Он смотрит на потолок, как будто ему слишком больно смотреть на меня. На его скулах ходят желваки, а потом отец судорожно вздыхает.
– Я думал, она лгала мне. Она не знала, что я сделал вазэктомию, и я думал... – Снова вдох. – Я думал, отец кто-то другой.
Да, он решил, что это я. Но я не могу винить отца за то, что он пришел к такому выводу. Он знал о нас с Брук, так что все вполне понятно. Однако он не мог допустить даже мысли о том, что ребенок может оказаться его.
Я сочувствую папе. Он хоть и не любил Брук, но мог бы стать хорошим отцом ее ребенку. Наверное, сейчас ощущение потери убивает его.
Папа тяжело вздыхает и только потом переводит взгляд на меня.
– Я еще нужен тебе или сам справишься?
– Сам справлюсь, – угрюмо отвечаю я, потому что он, очевидно, едва может держать себя в руках.
Отец кивает.
– Хорошо, крикни, если я тебе понадоблюсь.

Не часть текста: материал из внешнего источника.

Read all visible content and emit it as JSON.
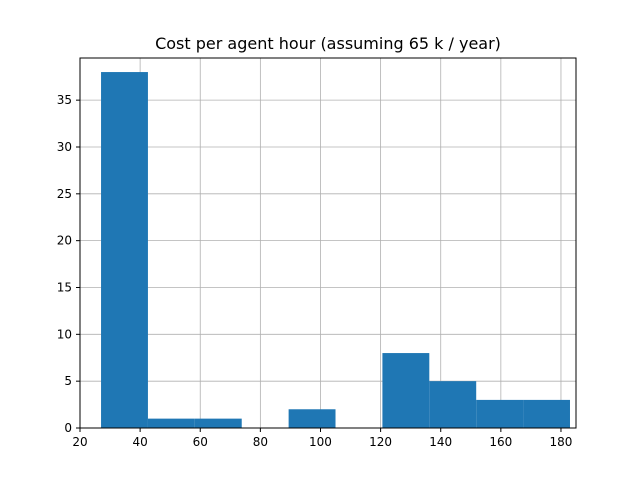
{
  "chart_data": {
    "type": "histogram",
    "title": "Cost per agent hour (assuming 65 k / year)",
    "xlabel": "",
    "ylabel": "",
    "xlim": [
      20,
      185
    ],
    "ylim": [
      0,
      39.5
    ],
    "x_ticks": [
      20,
      40,
      60,
      80,
      100,
      120,
      140,
      160,
      180
    ],
    "y_ticks": [
      0,
      5,
      10,
      15,
      20,
      25,
      30,
      35
    ],
    "grid": true,
    "bar_color": "#1f77b4",
    "bins": [
      {
        "x0": 27.0,
        "x1": 42.6,
        "count": 38
      },
      {
        "x0": 42.6,
        "x1": 58.2,
        "count": 1
      },
      {
        "x0": 58.2,
        "x1": 73.8,
        "count": 1
      },
      {
        "x0": 73.8,
        "x1": 89.4,
        "count": 0
      },
      {
        "x0": 89.4,
        "x1": 105.0,
        "count": 2
      },
      {
        "x0": 105.0,
        "x1": 120.6,
        "count": 0
      },
      {
        "x0": 120.6,
        "x1": 136.2,
        "count": 8
      },
      {
        "x0": 136.2,
        "x1": 151.8,
        "count": 5
      },
      {
        "x0": 151.8,
        "x1": 167.4,
        "count": 3
      },
      {
        "x0": 167.4,
        "x1": 183.0,
        "count": 3
      }
    ]
  }
}
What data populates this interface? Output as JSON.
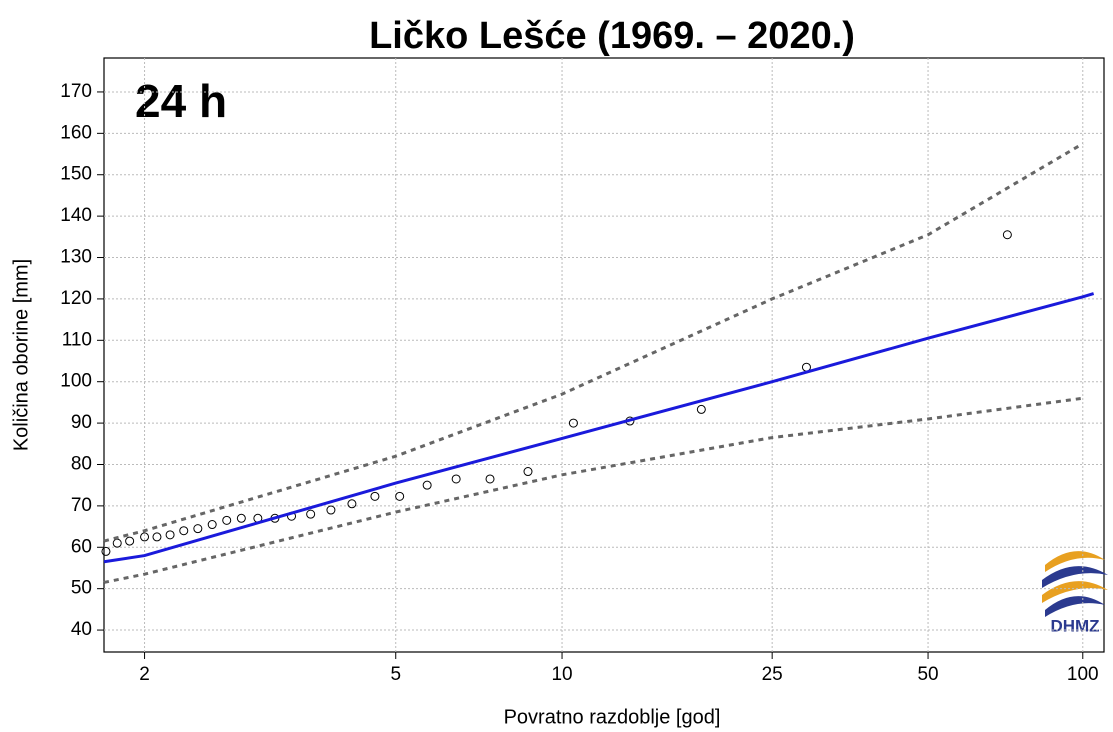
{
  "chart_data": {
    "type": "line",
    "title": "Ličko Lešće (1969. – 2020.)",
    "annotation": "24 h",
    "logo_text": "DHMZ",
    "x_label": "Povratno razdoblje [god]",
    "y_label": "Količina oborine [mm]",
    "xscale": "gumbel",
    "xlim": [
      1.77,
      110
    ],
    "xticks": [
      2,
      5,
      10,
      25,
      50,
      100
    ],
    "ylim": [
      34.7,
      178.2
    ],
    "yticks": [
      40,
      50,
      60,
      70,
      80,
      90,
      100,
      110,
      120,
      130,
      140,
      150,
      160,
      170
    ],
    "grid": true,
    "series": [
      {
        "style": "points",
        "color": "#000000",
        "x": [
          1.78,
          1.84,
          1.91,
          2.0,
          2.08,
          2.17,
          2.27,
          2.38,
          2.5,
          2.63,
          2.77,
          2.94,
          3.13,
          3.33,
          3.58,
          3.87,
          4.2,
          4.6,
          5.08,
          5.68,
          6.4,
          7.37,
          8.65,
          10.5,
          13.4,
          18.3,
          29.1,
          71.3
        ],
        "values": [
          59,
          61,
          61.5,
          62.5,
          62.5,
          63,
          64,
          64.5,
          65.5,
          66.5,
          67,
          67,
          67,
          67.5,
          68,
          69,
          70.5,
          72.3,
          72.3,
          75,
          76.5,
          76.5,
          78.3,
          90,
          90.5,
          93.3,
          103.5,
          135.5
        ]
      },
      {
        "style": "solid",
        "color": "#1a1adb",
        "x": [
          1.77,
          2,
          5,
          10,
          25,
          50,
          100,
          105
        ],
        "values": [
          56.5,
          58,
          75.5,
          86.3,
          100,
          110.5,
          120.5,
          121.3
        ]
      },
      {
        "style": "dashed",
        "color": "#666666",
        "x": [
          1.77,
          2,
          5,
          10,
          25,
          50,
          100
        ],
        "values": [
          61.5,
          64,
          82,
          97,
          120,
          135.5,
          157.5
        ]
      },
      {
        "style": "dashed",
        "color": "#666666",
        "x": [
          1.77,
          2,
          5,
          10,
          25,
          50,
          100
        ],
        "values": [
          51.5,
          53.5,
          68.5,
          77.5,
          86.5,
          91,
          96
        ]
      }
    ]
  }
}
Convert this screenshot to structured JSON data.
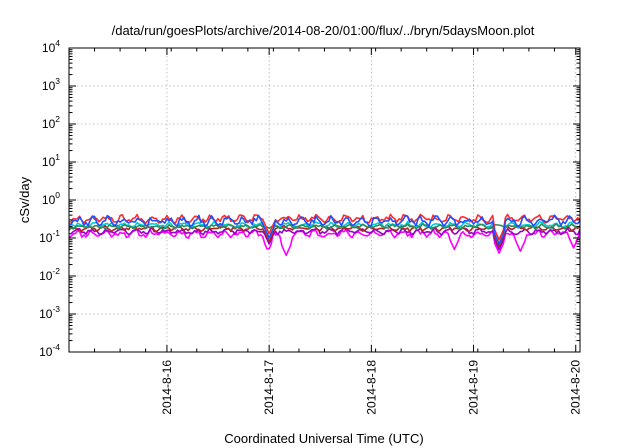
{
  "chart_data": {
    "type": "line",
    "title": "/data/run/goesPlots/archive/2014-08-20/01:00/flux/../bryn/5daysMoon.plot",
    "xlabel": "Coordinated Universal Time (UTC)",
    "ylabel": "cSv/day",
    "yscale": "log",
    "ylim": [
      0.0001,
      10000
    ],
    "xlim": [
      "2014-08-15 01:00",
      "2014-08-20 01:00"
    ],
    "grid": true,
    "x_ticks": [
      {
        "value": "2014-08-16 00:00",
        "label": "2014-8-16"
      },
      {
        "value": "2014-08-17 00:00",
        "label": "2014-8-17"
      },
      {
        "value": "2014-08-18 00:00",
        "label": "2014-8-18"
      },
      {
        "value": "2014-08-19 00:00",
        "label": "2014-8-19"
      },
      {
        "value": "2014-08-20 00:00",
        "label": "2014-8-20"
      }
    ],
    "y_ticks": [
      {
        "value": 0.0001,
        "base": "10",
        "exp": "-4"
      },
      {
        "value": 0.001,
        "base": "10",
        "exp": "-3"
      },
      {
        "value": 0.01,
        "base": "10",
        "exp": "-2"
      },
      {
        "value": 0.1,
        "base": "10",
        "exp": "-1"
      },
      {
        "value": 1,
        "base": "10",
        "exp": "0"
      },
      {
        "value": 10,
        "base": "10",
        "exp": "1"
      },
      {
        "value": 100,
        "base": "10",
        "exp": "2"
      },
      {
        "value": 1000,
        "base": "10",
        "exp": "3"
      },
      {
        "value": 10000,
        "base": "10",
        "exp": "4"
      }
    ],
    "series": [
      {
        "color": "#ff00ff",
        "level": 0.13,
        "jitter": 0.35,
        "seed": 11,
        "dips": [
          {
            "x": "2014-08-16 23:45",
            "y": 0.045
          },
          {
            "x": "2014-08-17 04:00",
            "y": 0.035
          },
          {
            "x": "2014-08-18 19:30",
            "y": 0.05
          },
          {
            "x": "2014-08-19 06:00",
            "y": 0.04
          },
          {
            "x": "2014-08-19 11:00",
            "y": 0.045
          },
          {
            "x": "2014-08-19 23:30",
            "y": 0.055
          }
        ]
      },
      {
        "color": "#9900cc",
        "level": 0.15,
        "jitter": 0.28,
        "seed": 23,
        "dips": [
          {
            "x": "2014-08-17 00:00",
            "y": 0.07
          },
          {
            "x": "2014-08-19 06:00",
            "y": 0.05
          }
        ]
      },
      {
        "color": "#b22222",
        "level": 0.18,
        "jitter": 0.25,
        "seed": 37,
        "dips": [
          {
            "x": "2014-08-17 00:00",
            "y": 0.08
          },
          {
            "x": "2014-08-19 06:00",
            "y": 0.06
          }
        ]
      },
      {
        "color": "#00ced1",
        "level": 0.22,
        "jitter": 0.25,
        "seed": 41,
        "dips": [
          {
            "x": "2014-08-17 00:00",
            "y": 0.1
          },
          {
            "x": "2014-08-19 06:00",
            "y": 0.07
          }
        ]
      },
      {
        "color": "#2e8b57",
        "level": 0.2,
        "jitter": 0.2,
        "seed": 53,
        "dips": []
      },
      {
        "color": "#ff2a2a",
        "level": 0.32,
        "jitter": 0.35,
        "seed": 67,
        "dips": [
          {
            "x": "2014-08-17 00:00",
            "y": 0.13
          },
          {
            "x": "2014-08-19 06:00",
            "y": 0.09
          }
        ]
      },
      {
        "color": "#1e50ff",
        "level": 0.28,
        "jitter": 0.45,
        "seed": 79,
        "dips": [
          {
            "x": "2014-08-17 00:00",
            "y": 0.1
          },
          {
            "x": "2014-08-19 06:00",
            "y": 0.07
          }
        ]
      }
    ]
  }
}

Он нетвердой походкой покидает кабинет. После секунды тишины Гриер спрашивает меня:
– Готов продолжить?
Я слабо киваю.
– Хорошо. Давай поговорим про Эллу О'Халлоран. – Порывшись в огромной груде документов, адвокат вытаскивает еще несколько страниц. – Элла О'Халлоран, ранее известная как Элла Харпер, семнадцать лет. Сирота, три месяца назад ее нашли в Теннесси, где она танцевала в стриптиз-клубах, скрываясь под личностью тридцатипятилетней женщины.
Всего каких-то три месяца? У меня же такое чувство, будто Элла всегда была частью моей жизни. В висках начинает стучать злость.
– Не говорите о ней.
– Мне придется говорить о ней. Она замешана в этом деле, нравится тебе это или нет. Вообще-то, Харви упомянул, что ты несколько раз приводил ее с собой на бои. Но вид крови ее не пугает.
– К чему вы ведете? – сквозь зубы повторяю я свой недавний вопрос.
– Давай пройдемся по другим показаниям, ладно? – Он резко поднимает в воздух новый лист бумаги. – Вот это показания Джордан Каррингтон.
– Джордан Каррингтон до смерти ненавидит Эллу.
Но Гриер снова игнорирует мои замечания.
– «Мы пригласили Эллу на прослушивание в группу поддержки. Она вошла в зал и с гордым видом прошлась по нему в одних только трусиках и лифчике. У нее нет ни стыда ни совести. Это же позор! Но Риду почему-то это нравится. Он никогда не вел себя так до тех пор, пока не появилась она. Раньше он всегда вел себя прилично, но она пробудила в нем самые худшие качества. Если она рядом, то он становится невообразимо грубым».
– Я в жизни не слышал подобного бреда! Джордан приклеила скотчем к стене Астор-Парка какую-то девятиклассницу, а я, значит, невообразимо грубый? Элла никак на меня не повлияла.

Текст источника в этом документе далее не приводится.